Steinberg described four mega-shifts that Motorola is seeing in the IT channel:
The future will be all about the networks.
Human augmentation and automation will continue to expand
Technology will move from contextual computing to predictive computing
"The world around us will become a platform"
Beyond these lofty predictions, Motorola’s partner conference also focused on strategies and trends that are affecting solution providers today. Here are four that hit home:
Focus on Partners – The reverberating refrain through the event was that Motorola Solutions does not sell through it’s partners; it sells with its partners, in an effort to create a true partnership. Motorola is investing heavily in its PartnerEmpower channel program, which has been augmented so that partners can increase their ranking based on metrics that aren't just tied to volume of sales, but also training certifications, end-user satisfaction and marketing programs.

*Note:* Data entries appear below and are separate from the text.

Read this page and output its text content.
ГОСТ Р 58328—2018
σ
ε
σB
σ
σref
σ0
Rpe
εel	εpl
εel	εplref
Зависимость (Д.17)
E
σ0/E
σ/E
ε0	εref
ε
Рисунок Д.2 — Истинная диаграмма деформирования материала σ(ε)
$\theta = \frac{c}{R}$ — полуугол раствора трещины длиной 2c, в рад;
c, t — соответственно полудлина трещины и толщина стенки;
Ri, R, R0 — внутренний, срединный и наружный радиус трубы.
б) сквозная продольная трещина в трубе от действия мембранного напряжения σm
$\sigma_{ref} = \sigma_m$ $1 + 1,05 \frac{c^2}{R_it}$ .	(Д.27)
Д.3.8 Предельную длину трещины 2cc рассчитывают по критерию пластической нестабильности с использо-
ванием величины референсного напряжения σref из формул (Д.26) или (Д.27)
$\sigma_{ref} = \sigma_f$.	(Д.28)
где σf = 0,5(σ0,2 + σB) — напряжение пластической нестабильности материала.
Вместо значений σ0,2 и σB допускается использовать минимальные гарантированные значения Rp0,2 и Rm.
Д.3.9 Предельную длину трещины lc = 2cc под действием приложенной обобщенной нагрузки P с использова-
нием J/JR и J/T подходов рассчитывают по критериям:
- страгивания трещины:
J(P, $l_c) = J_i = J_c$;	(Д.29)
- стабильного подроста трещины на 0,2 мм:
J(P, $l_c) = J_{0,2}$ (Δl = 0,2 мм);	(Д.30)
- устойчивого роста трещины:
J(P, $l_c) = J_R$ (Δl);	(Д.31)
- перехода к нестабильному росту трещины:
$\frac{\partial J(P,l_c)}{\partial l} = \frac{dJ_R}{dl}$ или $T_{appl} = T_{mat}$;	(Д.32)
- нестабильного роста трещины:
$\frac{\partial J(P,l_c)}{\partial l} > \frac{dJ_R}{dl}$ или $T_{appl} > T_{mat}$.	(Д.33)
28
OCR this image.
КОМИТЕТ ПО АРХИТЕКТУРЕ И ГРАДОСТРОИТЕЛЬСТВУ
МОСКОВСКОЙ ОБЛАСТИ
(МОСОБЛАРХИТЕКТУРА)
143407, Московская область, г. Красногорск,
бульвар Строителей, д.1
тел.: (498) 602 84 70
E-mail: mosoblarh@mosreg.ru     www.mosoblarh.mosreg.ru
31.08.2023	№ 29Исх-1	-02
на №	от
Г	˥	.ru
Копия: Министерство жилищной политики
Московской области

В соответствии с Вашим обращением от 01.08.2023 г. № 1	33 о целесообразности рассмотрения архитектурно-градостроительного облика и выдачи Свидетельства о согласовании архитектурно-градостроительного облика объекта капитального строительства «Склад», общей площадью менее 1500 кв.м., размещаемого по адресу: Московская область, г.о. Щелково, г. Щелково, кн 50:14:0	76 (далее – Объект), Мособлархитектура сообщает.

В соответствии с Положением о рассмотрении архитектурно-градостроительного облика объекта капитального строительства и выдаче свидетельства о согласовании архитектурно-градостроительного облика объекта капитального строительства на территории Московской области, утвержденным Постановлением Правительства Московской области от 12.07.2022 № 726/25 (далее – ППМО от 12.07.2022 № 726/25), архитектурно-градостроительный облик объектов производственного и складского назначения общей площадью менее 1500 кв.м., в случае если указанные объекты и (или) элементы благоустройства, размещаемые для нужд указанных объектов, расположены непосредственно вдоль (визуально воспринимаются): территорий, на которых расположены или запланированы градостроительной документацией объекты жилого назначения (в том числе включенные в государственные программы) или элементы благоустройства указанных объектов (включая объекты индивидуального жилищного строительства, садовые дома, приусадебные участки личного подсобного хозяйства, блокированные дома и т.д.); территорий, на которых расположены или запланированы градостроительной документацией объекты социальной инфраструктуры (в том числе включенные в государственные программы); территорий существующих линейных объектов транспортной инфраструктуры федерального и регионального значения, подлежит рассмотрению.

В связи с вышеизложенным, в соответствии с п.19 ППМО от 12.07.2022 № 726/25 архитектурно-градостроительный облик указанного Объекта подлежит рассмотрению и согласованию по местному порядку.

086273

Betting on Android – Microsoft’s lack of information regarding a new mobile platform, coupled with the looming end-of-life of Windows CE, has significantly boosted interest by Motorola partners in Google’s Android platform. Top tier Motorola solution providers and software developers are being given early access to Android products and SDKs so they can begin developing for the platform well before they come to market. The company stated that it will be expanding its Android portfolio from four to seven new products in the coming year.
Omnichannel Radios – Motorola is pushing it’s innovative new MOTOTRBO Anywhere platform, which allows Motorola MOTOTRBO radio users to seamlessly communicate between their radios and mobile phones using a company’s IP network and a mobile app. Now warehouse executives don’t have to carry around a radio to communicate with the floor or shipping area. They can simply use the app on their phone to access most of the features available to MOTOTRBO radio users and talk seamlessly with colleagues on radios. The technology was hyped big time by Motorola resellers who plan on using the technology as an upsell or value-add for new and existing clients.
Manufacturing Renaissance – Many companies are just now moving to networked solutions, because they are losing millennial employees that expect wireless pan solutions. Retail and the push for omnichannel sales solutions are driving innovation in manufacturing, and manufacturers are being forced to move into a more flexible business model to be able to move products through the supply chain faster. Finally, as manufacturers rebuild capacity in the U.S. (particularly in Detroit), they only need half the jobs that they use to have, due to the increased use of automation. This allows organizations to invest in more technology with fewer and radically different jobs.